July 29 - 31, 2009
On our way north the road hugged the shore of the fjords giving us no-stop great views and panoramas. At one point the fjord sent an arm inland that we had to follow along as no bridge of ferry crossed over it. The way passed by numerous waterfalls and through several tunnels yet all the time we could see the road on the other side - so close but so far. By the time we got to the other side, we calculated that we had driven nearly 24 miles to go around a fjord that was about one mile wide! We did get stopped by the police at a checkpoint for random sobriety testing. The weird thing was that it was only 10am in the morning - how many people drive drunk so early in the morning?
|Our northern-most destination in Norway was Alta, at approximately 70 degrees latitude north. We decided to forego the trip to Nordkapp which is the northern most point in Europe that you can drive to. We had read and been told that the drive was actually nothing spectacular and the view was just another view over the ocean. Not to mention that it would cost us close to $200 just in fees to drive there and back. All in all, we can say that we didn't feel we were missing anything. We did start to see our first reindeer - amazingly they were right alongside the road.|
Alta, on the other hand, was something we definitely did not want to miss. In Alta is the Unesco World Heritage site of Hjemmeluft/Jiepmaluokta showcasing some 6,000 prehistoric rock carvings on some 100 different panels in four different areas that date back approximately 6,200 years. Even more amazing is that these carvings were not even discovered until 1973! Many carvings depict reindeer, elk, bears, dogs, wolves, foxes, hares, geese, ducks, swans, cormorants, halibut, salmon and whales. Other carvings show people, boats, hunting and fishing. The carvings have been painted reddish brown, a color similar to that used on many cave painting. There is no proof that the carvings had ever been so painted but the researchers felt that without the paint the carvings were too difficult to pick out. Here is a selection of the panels.
After spending several hours wandering along the pathways that meandered through the art sites, we drove back in the direction that we had come to an old quarry that we had seen that was already filling with other campers and was right on the water. It was a nice spot and at dusk (about 10pm) nearly everyone headed to the waters edge to toss in their lines and try their luck at fishing. We decided to watch a movie on our laptop.
In the morning we met our neighbors who were big fisherfolks - she was apparently a better fisherman than her husband - who told us all about fishing and how easy it was to catch fish. Almost to prove the point, she caught a flounder after only a couple minutes of fishing. Then it seemed that all of the other fishermen starting catching fish too. Too bad we didn't have any fishing equipment.

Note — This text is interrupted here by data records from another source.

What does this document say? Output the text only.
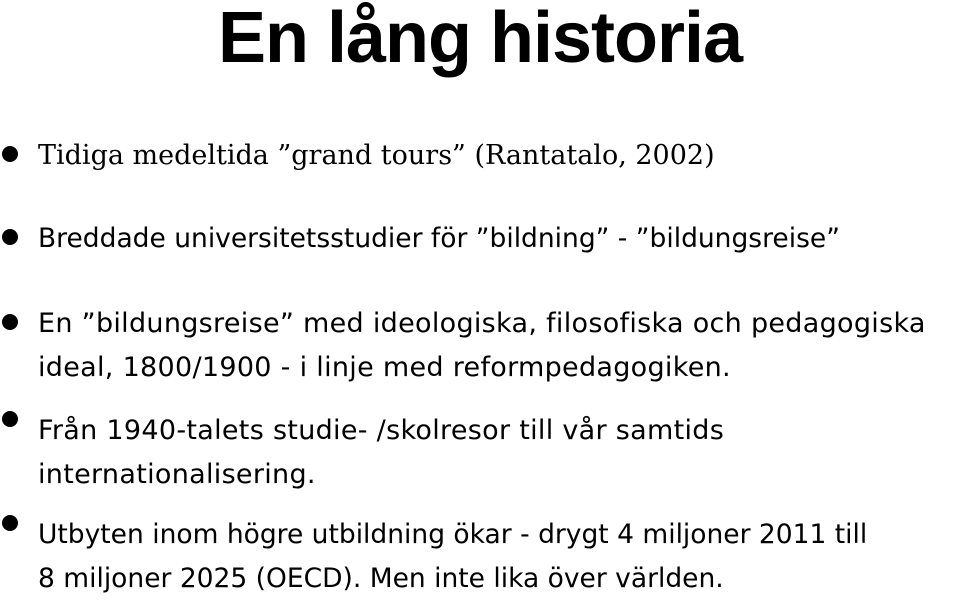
En lång historia
Tidiga medeltida ”grand tours” (Rantatalo, 2002)
Breddade universitetsstudier för ”bildning” - ”bildungsreise”
En ”bildungsreise” med ideologiska, filosofiska och pedagogiska
ideal, 1800/1900 - i linje med reformpedagogiken.
Från 1940-talets studie- /skolresor till vår samtids
internationalisering.
Utbyten inom högre utbildning ökar - drygt 4 miljoner 2011 till
8 miljoner 2025 (OECD). Men inte lika över världen.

|So we headed back up to Alta to fill up our fuel tank, then started our drive back down from the far north. We were now driving through the area that is the homeland of the indigenous Sami people, also know as the Lapps. Their territory covers the northern portion of Norway (known as Finnmark), Finland (known as Lappland) and Sweden. We camped at a spot where we were able to hike along a stream to view several hundred old Sami sites. It sounded more exciting than it turned out to be, as the sites were really either piles of rocks from old cooking areas, or big holes in the ground that were old reindeer pit traps. However it was good to be able to hike into the forest. Thank goodness for mosquito repellant as the little buggers followed us in a cloud. Here's a popular road sign.|
Hello new country! This morning we entered Finland, the 27th country that we have travelled through with our Fuso Expedition Vehicle. Our first destination in Lappland was Siida, the excellent cultural museum that details the Sami/Lapp way of life. The present day Lapps, although still a separate people, have fully integrated with the Norwegian and Finnish people. The museum details their old ways of life and shows a world timeline as a way of comparing what was happening up here near the Arctic Circle with what was happening around the world. We found it very interesting. We also found answers to our questions about the various wild berries that we have been seeing for the past couple of weeks. It turns out that they were all edible and that the most common ones were a type of blueberry. Now we can hardly wait to find some more so that we can harvest them and taste 'em.
The museum also had an outdoor, open-air museum of buildings, lean-tos, peat buildings and animal traps to examine. These all helped to show how they lived in this less-than-friendly land.
We also did a bunch of shopping. Nearly everything is less expensive in Finland than in Norway, so we were able to stock up on food, drink and to fill up with diesel. We found a great riverside camp where we spent the night and watched our first early sunset in a month, the sun set at about 10pm.